After dinner they were heading off to a club for one last night together and I took a cab back to the hostel so they could enjoy themselves without inhibitions. It's hard to share a last night with someone new when you have so many wonderful memories and stories in common. They were kind enough to invite me though. Nice people! Dylan has lovely friends!
So that was it for today. I'll put a few more pictures in here cuz there were other interesting images from the day. Again thanks for reading! ( I can't put the pictures next to the captions using the ipad. Hopefully you can figure out what goes with what!)
The Chinese seem to have a penchant for cute little bunnies. They show up all over eye place like in this statue - not bunnies, but people/bunnies. On the right are little sets of bunny ears which are attached to hair clips. Girls, young women!, actually wear them in their hair. It's a bit odd to me to see almost-adults dressing like bunnies. Dylan says that cutesie is in for girls. They're supposed to play fragile and needy. Their boyfriends carry their pursues for them, for example. What's odd about that for me, other than the obvious, is that women here seem more equal to men than anywhere else I've ever been. For example, the mechanic Dylan went to for his moped is a woman.
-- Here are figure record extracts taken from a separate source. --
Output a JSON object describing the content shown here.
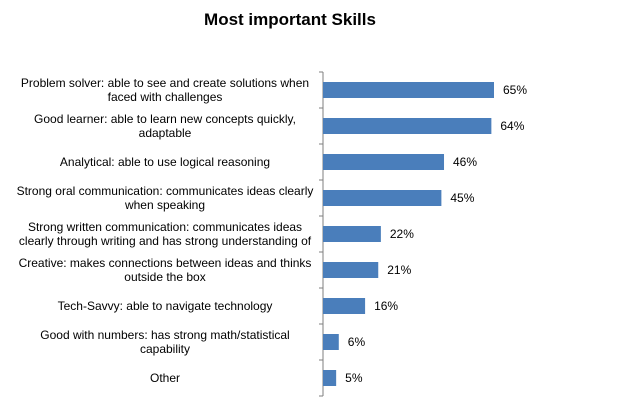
{
  "chart_data": {
    "type": "bar",
    "orientation": "horizontal",
    "title": "Most important Skills",
    "xlabel": "",
    "ylabel": "",
    "xlim": [
      0,
      70
    ],
    "grid": false,
    "legend": "none",
    "bar_color": "#4a7ebb",
    "value_format": "percent",
    "categories": [
      "Problem solver: able to see and create solutions when faced with challenges",
      "Good learner: able to learn new concepts quickly, adaptable",
      "Analytical: able to use logical reasoning",
      "Strong oral communication: communicates ideas clearly when speaking",
      "Strong written communication: communicates ideas clearly through writing and has strong understanding of",
      "Creative: makes connections between ideas and thinks outside the box",
      "Tech-Savvy: able to navigate technology",
      "Good with numbers: has strong math/statistical capability",
      "Other"
    ],
    "values": [
      65,
      64,
      46,
      45,
      22,
      21,
      16,
      6,
      5
    ],
    "value_labels": [
      "65%",
      "64%",
      "46%",
      "45%",
      "22%",
      "21%",
      "16%",
      "6%",
      "5%"
    ]
  }
}
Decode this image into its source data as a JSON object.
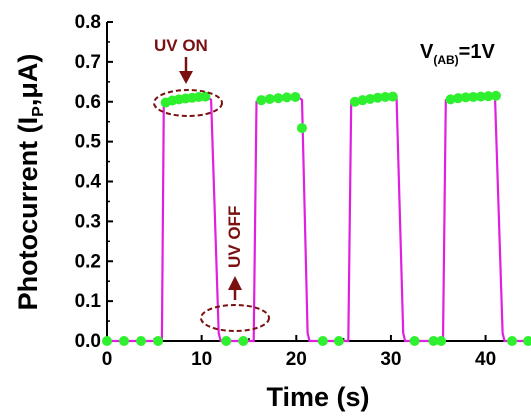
{
  "chart_data": {
    "type": "line",
    "xlabel": "Time (s)",
    "ylabel": "Photocurrent (I",
    "ylabel_sub": "P",
    "ylabel_tail": ",μA)",
    "xlim": [
      0,
      45
    ],
    "ylim": [
      0.0,
      0.8
    ],
    "xticks": [
      0,
      10,
      20,
      30,
      40
    ],
    "yticks": [
      0.0,
      0.1,
      0.2,
      0.3,
      0.4,
      0.5,
      0.6,
      0.7,
      0.8
    ],
    "ytick_labels": [
      "0.0",
      "0.1",
      "0.2",
      "0.3",
      "0.4",
      "0.5",
      "0.6",
      "0.7",
      "0.8"
    ],
    "grid": false,
    "annotations": {
      "uv_on": "UV ON",
      "uv_off": "UV OFF",
      "bias_main": "V",
      "bias_sub": "(AB)",
      "bias_tail": "=1V"
    },
    "series": [
      {
        "style": "line",
        "color": "#e020e0",
        "x": [
          0,
          5.8,
          6.0,
          6.5,
          7.5,
          8.5,
          9.5,
          10.5,
          11.0,
          11.8,
          12.0,
          13.0,
          14.0,
          15.5,
          15.8,
          16.3,
          17.2,
          18.2,
          19.2,
          20.1,
          20.6,
          21.2,
          21.4,
          22.5,
          24.0,
          25.5,
          25.8,
          26.3,
          27.2,
          28.2,
          29.2,
          30.1,
          30.6,
          31.3,
          31.5,
          33.0,
          34.5,
          35.5,
          35.8,
          36.3,
          37.2,
          38.2,
          39.2,
          40.1,
          41.0,
          41.8,
          42.0,
          43.5,
          45
        ],
        "y": [
          0.0,
          0.0,
          0.595,
          0.603,
          0.607,
          0.61,
          0.612,
          0.613,
          0.605,
          0.02,
          0.0,
          0.0,
          0.0,
          0.0,
          0.6,
          0.603,
          0.606,
          0.609,
          0.612,
          0.613,
          0.605,
          0.02,
          0.0,
          0.0,
          0.0,
          0.0,
          0.598,
          0.603,
          0.607,
          0.61,
          0.612,
          0.614,
          0.607,
          0.02,
          0.0,
          0.0,
          0.0,
          0.0,
          0.604,
          0.608,
          0.61,
          0.612,
          0.613,
          0.614,
          0.612,
          0.02,
          0.0,
          0.0,
          0.0
        ]
      },
      {
        "style": "markers",
        "color": "#2ef02e",
        "x": [
          0,
          1.8,
          3.6,
          5.4,
          6.2,
          6.9,
          7.6,
          8.3,
          9.0,
          9.7,
          10.4,
          12.6,
          14.4,
          16.3,
          17.2,
          18.1,
          19.0,
          19.9,
          20.6,
          22.8,
          24.5,
          26.2,
          27.0,
          27.8,
          28.6,
          29.4,
          30.2,
          32.5,
          34.5,
          35.3,
          36.3,
          37.1,
          37.9,
          38.7,
          39.5,
          40.3,
          41.1,
          42.8,
          44.5
        ],
        "y": [
          0.0,
          0.0,
          0.0,
          0.0,
          0.598,
          0.603,
          0.606,
          0.608,
          0.61,
          0.612,
          0.613,
          0.0,
          0.0,
          0.604,
          0.607,
          0.609,
          0.611,
          0.612,
          0.534,
          0.0,
          0.0,
          0.6,
          0.604,
          0.607,
          0.61,
          0.612,
          0.613,
          0.0,
          0.0,
          0.0,
          0.606,
          0.609,
          0.611,
          0.612,
          0.613,
          0.614,
          0.615,
          0.0,
          0.0
        ]
      }
    ]
  }
}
When we had to go to another place,a young woman came up and discussed his moped with complete confidence and knowledge. It's so rare to see a female mechanic in the states, I barely knew how to react. One of our cab drivers was a woman too. She was as aggressive and assertive as any I've seen. I don't know that I've seen female cab drivers in the states. There are also many female road construction workers and sanitary workers. There just don't seem to be any jobs closed to women here the way they are in the states. I know women can technically do them in the US, but the rarely do. It was disconcerting to see the stereotypes broken like that - it made me aware of my own prejudices/ preconceived notions. It was primarily refreshing - and noticeable.
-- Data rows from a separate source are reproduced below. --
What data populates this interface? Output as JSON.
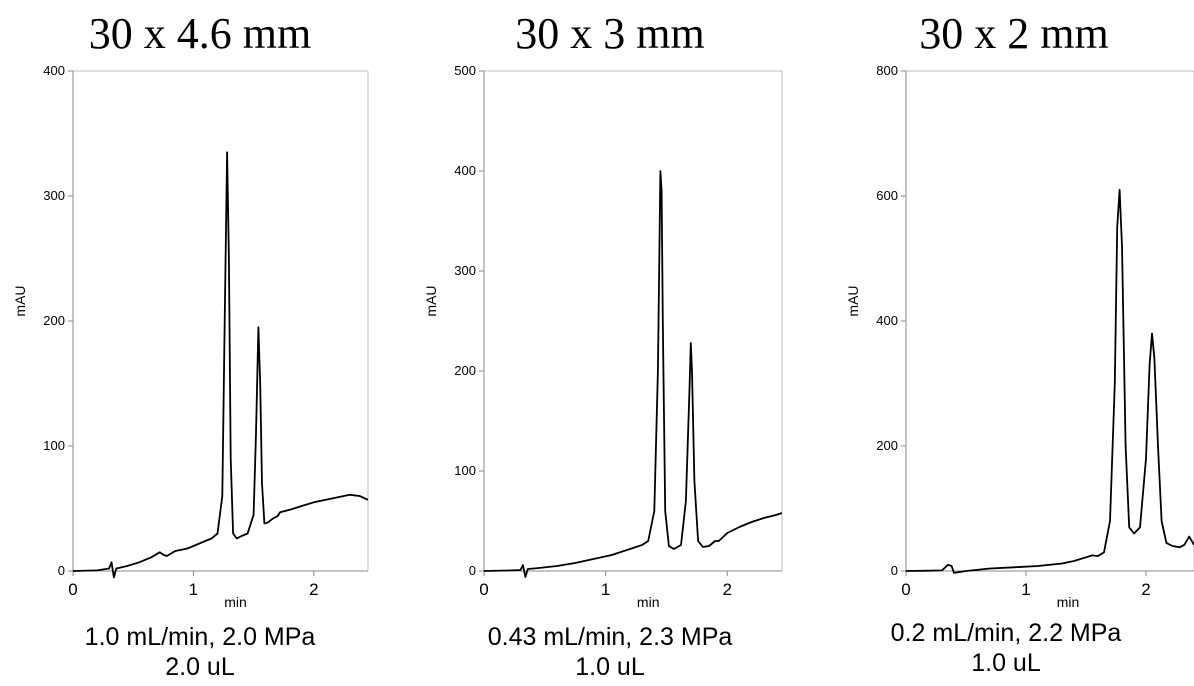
{
  "chart_data": [
    {
      "type": "line",
      "title": "30 x 4.6 mm",
      "xlabel": "min",
      "ylabel": "mAU",
      "xlim": [
        0,
        2.45
      ],
      "ylim": [
        0,
        400
      ],
      "xticks": [
        "0",
        "1",
        "2"
      ],
      "yticks": [
        "0",
        "100",
        "200",
        "300",
        "400"
      ],
      "caption_line1": "1.0 mL/min, 2.0 MPa",
      "caption_line2": "2.0 uL",
      "series": [
        {
          "x": [
            0,
            0.2,
            0.3,
            0.32,
            0.34,
            0.36,
            0.45,
            0.55,
            0.65,
            0.72,
            0.75,
            0.78,
            0.85,
            0.95,
            1.05,
            1.1,
            1.15,
            1.2,
            1.24,
            1.26,
            1.28,
            1.295,
            1.31,
            1.33,
            1.36,
            1.4,
            1.45,
            1.5,
            1.52,
            1.54,
            1.555,
            1.57,
            1.59,
            1.62,
            1.66,
            1.7,
            1.72,
            1.8,
            1.9,
            2.0,
            2.1,
            2.2,
            2.3,
            2.38,
            2.45
          ],
          "y": [
            0,
            0.5,
            2,
            7,
            -5,
            2,
            4,
            7,
            11,
            15,
            13,
            12,
            16,
            18,
            22,
            24,
            26,
            30,
            60,
            200,
            335,
            250,
            90,
            30,
            26,
            28,
            30,
            45,
            110,
            195,
            150,
            70,
            38,
            39,
            42,
            44,
            47,
            49,
            52,
            55,
            57,
            59,
            61,
            60,
            57
          ]
        }
      ]
    },
    {
      "type": "line",
      "title": "30 x 3 mm",
      "xlabel": "min",
      "ylabel": "mAU",
      "xlim": [
        0,
        2.45
      ],
      "ylim": [
        0,
        500
      ],
      "xticks": [
        "0",
        "1",
        "2"
      ],
      "yticks": [
        "0",
        "100",
        "200",
        "300",
        "400",
        "500"
      ],
      "caption_line1": "0.43 mL/min, 2.3 MPa",
      "caption_line2": "1.0 uL",
      "series": [
        {
          "x": [
            0,
            0.2,
            0.3,
            0.32,
            0.34,
            0.36,
            0.45,
            0.6,
            0.75,
            0.9,
            1.05,
            1.2,
            1.3,
            1.35,
            1.4,
            1.43,
            1.45,
            1.46,
            1.47,
            1.49,
            1.52,
            1.56,
            1.62,
            1.66,
            1.69,
            1.7,
            1.71,
            1.73,
            1.76,
            1.8,
            1.85,
            1.88,
            1.9,
            1.93,
            2.0,
            2.1,
            2.2,
            2.3,
            2.4,
            2.45
          ],
          "y": [
            0,
            0.5,
            1,
            6,
            -6,
            2,
            3,
            5,
            8,
            12,
            16,
            22,
            26,
            30,
            60,
            200,
            400,
            380,
            250,
            60,
            25,
            22,
            26,
            70,
            185,
            228,
            200,
            90,
            30,
            24,
            25,
            28,
            30,
            30,
            38,
            44,
            49,
            53,
            56,
            58
          ]
        }
      ]
    },
    {
      "type": "line",
      "title": "30 x 2 mm",
      "xlabel": "min",
      "ylabel": "mAU",
      "xlim": [
        0,
        2.4
      ],
      "ylim": [
        0,
        800
      ],
      "xticks": [
        "0",
        "1",
        "2"
      ],
      "yticks": [
        "0",
        "200",
        "400",
        "600",
        "800"
      ],
      "caption_line1": "0.2 mL/min, 2.2 MPa",
      "caption_line2": "1.0 uL",
      "series": [
        {
          "x": [
            0,
            0.2,
            0.3,
            0.35,
            0.38,
            0.4,
            0.5,
            0.7,
            0.9,
            1.1,
            1.3,
            1.4,
            1.5,
            1.55,
            1.6,
            1.65,
            1.7,
            1.74,
            1.76,
            1.78,
            1.8,
            1.83,
            1.86,
            1.9,
            1.95,
            2.0,
            2.03,
            2.05,
            2.07,
            2.1,
            2.13,
            2.17,
            2.22,
            2.28,
            2.32,
            2.36,
            2.4
          ],
          "y": [
            0,
            0.5,
            1,
            10,
            8,
            -3,
            0,
            4,
            6,
            8,
            12,
            16,
            22,
            25,
            24,
            30,
            80,
            300,
            550,
            610,
            520,
            200,
            70,
            60,
            70,
            180,
            330,
            380,
            340,
            200,
            80,
            45,
            40,
            38,
            42,
            55,
            42
          ]
        }
      ]
    }
  ]
}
Dylan and I had a lunch at a very cool cafe situated on the roof of a building in the tree tops. It felt so much like a place Laura and I went to in Monteverde,Costa Rica, it was like deja vu. Very strange! It was a great vantage point from which to see the goings on in the street. A bit plus of the cafe - the toilet was Western style; it was clean; they provided toilet paper; there was a sink for washing my hands; they provided paper towels to dry them too. I am acutely aware of these luxuries this week! It'll be a long time before I'll take them for granted again!
My ultra-handsome son! (One of them, anyway!)
Interesting juxtaposition of language spotted on a wall. I'm impressed by how well this person understands the nuances of English!
That's it for today! Have a great day!